熟練の老将・柴田勝家はなぜ敗れたか?「賤ケ岳の戦い」の羽柴秀吉の知略を探る
信長あっての名将
柴田勝家といえば織田家の筆頭家老であり、名将の一人です。
彼は一度は信長の弟・信勝の家臣として信長排除を試みていますが、その後は許されて信長の配下に。そして畿内平定戦や姉川の戦い、一乗谷の戦いなど、織田信長にとっての主要な戦いのほとんどで大活躍しています。
そんな彼ですが、その人生のピークはあくまでも信長あってものだった、という感があります。

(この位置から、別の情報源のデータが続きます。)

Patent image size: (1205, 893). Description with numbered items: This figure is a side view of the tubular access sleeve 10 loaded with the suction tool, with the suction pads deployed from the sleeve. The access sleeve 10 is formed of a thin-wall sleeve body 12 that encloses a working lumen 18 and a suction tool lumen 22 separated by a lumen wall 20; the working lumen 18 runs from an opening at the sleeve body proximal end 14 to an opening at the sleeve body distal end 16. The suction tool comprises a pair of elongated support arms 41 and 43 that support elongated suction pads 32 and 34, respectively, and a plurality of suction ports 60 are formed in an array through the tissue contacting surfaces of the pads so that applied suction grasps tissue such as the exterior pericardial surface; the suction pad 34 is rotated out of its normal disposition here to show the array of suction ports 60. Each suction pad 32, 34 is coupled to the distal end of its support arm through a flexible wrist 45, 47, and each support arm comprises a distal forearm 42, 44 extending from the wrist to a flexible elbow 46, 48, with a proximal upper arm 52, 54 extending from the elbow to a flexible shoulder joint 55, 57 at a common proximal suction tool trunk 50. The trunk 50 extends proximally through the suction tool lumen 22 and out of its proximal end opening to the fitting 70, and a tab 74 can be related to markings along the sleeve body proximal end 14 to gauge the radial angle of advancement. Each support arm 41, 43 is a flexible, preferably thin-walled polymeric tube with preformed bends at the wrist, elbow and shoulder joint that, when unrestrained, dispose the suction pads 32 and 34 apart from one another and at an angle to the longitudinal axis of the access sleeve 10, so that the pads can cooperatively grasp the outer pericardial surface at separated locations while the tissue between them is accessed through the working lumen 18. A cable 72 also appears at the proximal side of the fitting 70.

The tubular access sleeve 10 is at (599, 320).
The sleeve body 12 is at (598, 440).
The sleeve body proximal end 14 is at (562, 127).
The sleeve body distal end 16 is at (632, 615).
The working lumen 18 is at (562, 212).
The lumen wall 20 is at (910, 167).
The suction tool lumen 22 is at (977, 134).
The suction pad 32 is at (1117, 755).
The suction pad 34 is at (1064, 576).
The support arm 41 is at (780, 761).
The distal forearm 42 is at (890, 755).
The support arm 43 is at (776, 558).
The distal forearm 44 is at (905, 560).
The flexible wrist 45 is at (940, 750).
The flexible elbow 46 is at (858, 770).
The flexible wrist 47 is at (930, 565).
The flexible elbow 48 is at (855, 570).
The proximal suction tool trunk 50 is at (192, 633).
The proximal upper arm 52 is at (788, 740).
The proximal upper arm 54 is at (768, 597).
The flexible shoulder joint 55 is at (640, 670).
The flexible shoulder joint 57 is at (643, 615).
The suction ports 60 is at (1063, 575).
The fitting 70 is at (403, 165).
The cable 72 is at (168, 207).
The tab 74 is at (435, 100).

本能寺の変の後、信長の後継を決める清須会議で秀吉と決裂して以降は、どこか破滅への道を進んでいるようにすら見えます。
その後、なぜ賤ケ岳の戦いで彼は敗北し自害に追い込まれたのかというと、やはり勝家の家族関係を把握した上でそれを利用したりした、秀吉の知略によるところが大きいでしょう。
福井市にある柴田神社。柴田勝家を主祭神とし、妻の市が配祀されている
勝家と秀吉の両者が武力衝突に至ったのは、1582年12月のことです。秀吉が長浜城を落とし、岐阜城の織田信孝を降伏させたのがきっかけでした。
その後、秀吉軍は優勢で戦いを進めていきますが、戦いは4月まで長引いてきます。それまで雪のため動けなかった勝家も、ようやく出陣して近江柳ケ瀬まで進軍しました。
老将、知将に敗れるさらに、今度は信孝が岐阜で挙兵して秀吉に対抗し、秀吉は信孝討伐のために動き、するとその間に勝家や家臣の佐久間盛政に大岩山砦を攻めさせて岩崎山砦の高山右近も破らせて……と、まるで将棋のような攻め合いに発展します。
しかしここで秀吉は、近江北部戦線での敗北の報せを受けて、約50キロの道のりをたった5時間で引き返して佐久間盛政を攻める美濃大返しという荒業をやってのけます。
このあたりから、勝家軍の勢いに陰りが見えてきました。盛政は賤ケ岳まで撤退したあたりで、前田利家が秀吉方に寝返ったのです。これが勝家側にとっては大きな痛手でした。
あとは秀吉軍が破竹の勢いで勝家を破っていきます。盛政軍に続いて勝家軍本隊を破り、勝家は本拠地である北ノ庄へと敗走。秀吉はさらにそれを追撃し、北ノ庄城で勝家と妻のお市は自害するに至ります。
こうして見ると、賤ケ岳の戦いでの秀吉の「大返し」や、前田利家の裏切りなどが大きな痛手となって、柴田勝家は滅ぼされたことが分かります。
彼は歴戦の老将でしたが、狡知に長けた秀吉には敵わなかったのです。